Hi-ho, hi-ho, it’s off to work I go….

Oh I’m sorry? Didn’t I JUST birth a 7lb 14oz baby? or was that TWELVE (12!!) weeks ago? Apparently it is the latter, because I returned to work on Monday the 24th!

I had a fair amount of anxiety in the days leading up to the return. Not about returning to WORK, but about leaving her and knowing we would have to adjust to a new schedule.  That and saying goodbye to mid afternoon naps.

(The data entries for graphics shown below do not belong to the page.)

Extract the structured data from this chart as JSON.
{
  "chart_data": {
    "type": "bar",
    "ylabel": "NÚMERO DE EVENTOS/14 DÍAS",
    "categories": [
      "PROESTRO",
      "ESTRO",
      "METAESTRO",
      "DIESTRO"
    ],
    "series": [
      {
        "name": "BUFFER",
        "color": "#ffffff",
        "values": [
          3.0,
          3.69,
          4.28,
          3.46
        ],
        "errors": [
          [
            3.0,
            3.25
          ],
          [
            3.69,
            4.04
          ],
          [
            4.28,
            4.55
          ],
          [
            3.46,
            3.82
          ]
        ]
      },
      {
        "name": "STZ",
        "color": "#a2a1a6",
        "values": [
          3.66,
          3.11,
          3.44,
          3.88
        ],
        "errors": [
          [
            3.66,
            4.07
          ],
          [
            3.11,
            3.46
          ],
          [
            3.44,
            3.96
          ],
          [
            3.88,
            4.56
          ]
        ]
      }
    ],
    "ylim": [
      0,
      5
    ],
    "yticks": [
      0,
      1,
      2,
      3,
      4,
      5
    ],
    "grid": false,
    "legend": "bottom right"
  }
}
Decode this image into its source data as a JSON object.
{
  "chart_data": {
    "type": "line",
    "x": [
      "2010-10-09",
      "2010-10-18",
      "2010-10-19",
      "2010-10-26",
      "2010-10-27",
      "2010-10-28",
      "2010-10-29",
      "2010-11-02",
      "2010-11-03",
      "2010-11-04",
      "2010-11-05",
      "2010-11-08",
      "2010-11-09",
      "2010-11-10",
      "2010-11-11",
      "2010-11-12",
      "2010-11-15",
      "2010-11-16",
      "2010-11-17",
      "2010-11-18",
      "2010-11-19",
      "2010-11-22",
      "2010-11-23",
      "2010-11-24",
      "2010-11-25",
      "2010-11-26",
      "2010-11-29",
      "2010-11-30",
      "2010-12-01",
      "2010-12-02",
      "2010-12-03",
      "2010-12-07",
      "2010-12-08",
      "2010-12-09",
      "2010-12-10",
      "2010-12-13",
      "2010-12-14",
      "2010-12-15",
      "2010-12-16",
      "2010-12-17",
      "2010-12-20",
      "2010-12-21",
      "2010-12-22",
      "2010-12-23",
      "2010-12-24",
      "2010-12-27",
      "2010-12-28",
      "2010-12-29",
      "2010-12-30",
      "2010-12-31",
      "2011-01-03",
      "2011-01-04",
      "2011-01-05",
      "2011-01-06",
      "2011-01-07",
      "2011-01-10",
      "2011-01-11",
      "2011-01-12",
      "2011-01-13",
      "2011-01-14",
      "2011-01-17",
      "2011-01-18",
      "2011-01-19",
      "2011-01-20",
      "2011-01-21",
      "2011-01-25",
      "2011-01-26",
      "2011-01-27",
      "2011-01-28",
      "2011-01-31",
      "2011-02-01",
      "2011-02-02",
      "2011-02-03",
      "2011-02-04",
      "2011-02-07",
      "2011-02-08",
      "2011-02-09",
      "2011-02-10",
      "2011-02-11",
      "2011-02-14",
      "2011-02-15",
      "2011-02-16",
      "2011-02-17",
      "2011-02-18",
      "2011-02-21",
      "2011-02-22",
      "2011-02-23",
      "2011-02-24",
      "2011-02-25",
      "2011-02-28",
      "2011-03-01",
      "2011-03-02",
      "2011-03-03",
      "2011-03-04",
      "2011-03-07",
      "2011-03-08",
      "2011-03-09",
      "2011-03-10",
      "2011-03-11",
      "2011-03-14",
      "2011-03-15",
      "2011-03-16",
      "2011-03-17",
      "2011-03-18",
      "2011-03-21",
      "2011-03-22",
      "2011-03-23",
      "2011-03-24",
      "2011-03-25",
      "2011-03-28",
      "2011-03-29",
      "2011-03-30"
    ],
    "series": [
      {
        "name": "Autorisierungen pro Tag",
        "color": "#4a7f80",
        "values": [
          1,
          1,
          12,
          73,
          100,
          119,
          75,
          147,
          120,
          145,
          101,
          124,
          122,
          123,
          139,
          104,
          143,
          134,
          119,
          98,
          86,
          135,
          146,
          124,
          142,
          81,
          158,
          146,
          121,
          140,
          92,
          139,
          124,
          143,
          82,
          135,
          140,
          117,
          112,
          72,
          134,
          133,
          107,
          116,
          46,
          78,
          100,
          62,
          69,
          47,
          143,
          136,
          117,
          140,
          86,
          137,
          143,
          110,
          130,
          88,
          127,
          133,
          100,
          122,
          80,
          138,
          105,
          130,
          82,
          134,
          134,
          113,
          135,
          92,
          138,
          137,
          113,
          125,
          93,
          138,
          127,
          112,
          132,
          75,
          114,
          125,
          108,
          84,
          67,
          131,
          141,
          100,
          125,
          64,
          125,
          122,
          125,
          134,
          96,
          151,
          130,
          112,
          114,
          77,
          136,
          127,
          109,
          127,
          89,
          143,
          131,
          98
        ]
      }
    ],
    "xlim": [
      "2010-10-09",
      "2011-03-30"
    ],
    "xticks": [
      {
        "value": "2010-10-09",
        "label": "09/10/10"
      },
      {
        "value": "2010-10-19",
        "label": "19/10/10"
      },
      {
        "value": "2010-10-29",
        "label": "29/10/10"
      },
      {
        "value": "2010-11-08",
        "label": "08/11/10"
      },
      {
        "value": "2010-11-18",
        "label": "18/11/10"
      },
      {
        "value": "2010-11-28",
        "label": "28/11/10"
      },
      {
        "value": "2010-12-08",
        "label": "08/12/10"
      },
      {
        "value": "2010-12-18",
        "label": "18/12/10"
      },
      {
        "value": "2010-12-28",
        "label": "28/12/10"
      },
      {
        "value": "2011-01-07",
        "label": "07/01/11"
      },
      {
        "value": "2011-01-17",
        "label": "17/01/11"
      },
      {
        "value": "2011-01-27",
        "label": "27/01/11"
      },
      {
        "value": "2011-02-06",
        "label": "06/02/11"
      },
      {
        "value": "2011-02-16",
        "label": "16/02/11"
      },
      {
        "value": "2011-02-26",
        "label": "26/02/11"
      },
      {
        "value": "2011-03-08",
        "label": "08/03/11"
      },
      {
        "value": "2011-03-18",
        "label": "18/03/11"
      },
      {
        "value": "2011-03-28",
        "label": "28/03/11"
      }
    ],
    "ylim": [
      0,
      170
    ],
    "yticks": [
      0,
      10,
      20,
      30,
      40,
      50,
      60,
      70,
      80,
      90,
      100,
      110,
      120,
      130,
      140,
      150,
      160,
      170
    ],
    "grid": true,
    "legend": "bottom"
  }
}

All in all, the work part of the day was a success.  On the extra A+ side, my super office lockdown consisting of a locked door, “Meeting in session” sign, and closed blinds allow me to pump in peace! Towards the end of the day, I could feel my heart bursting with excitement to see Vivi. She was a little cranky when I picked her up from Grandma L’s house, and it melted my heart to know that a little comforting from me quieted her right down.  It was rough to only have about an hour and a half to play and dance with her before her bedtime, but we made the most of it, and I tried to soak up every minute.

But, as everyone told me it would, the mommy guilt starts.  So far, it is focused on how well I have adjusted so far.  Granted, it has only been 2 days, but I haven’t cried at all since I returned.  I shed a few tears Sunday night, but not a drop on Monday morning or this morning.  Part of me thinks that’s good! No seperation anxiety! Good adjustment for all! But the Mom part of me says “OMG YOU ARE A TERRIBLE MOTHER! You need to want to be with your baby all the time every single second of the day!”   It’s hard to admit this, but I do need to work. I do need adult interaction and intellectual stimulation.  I want to feel the need to snatch Vivi up as soon as I walk in the door, instead of handing her off to Bob when he returns from work.

It will break my heart to miss some of her “firsts”, but I couldn’t be happier that her Grandparents will be the ones to relay that news to us. I hope to learn to acknowledge and confront these feelings and realize that needing my job will make me a rockin’ Mom.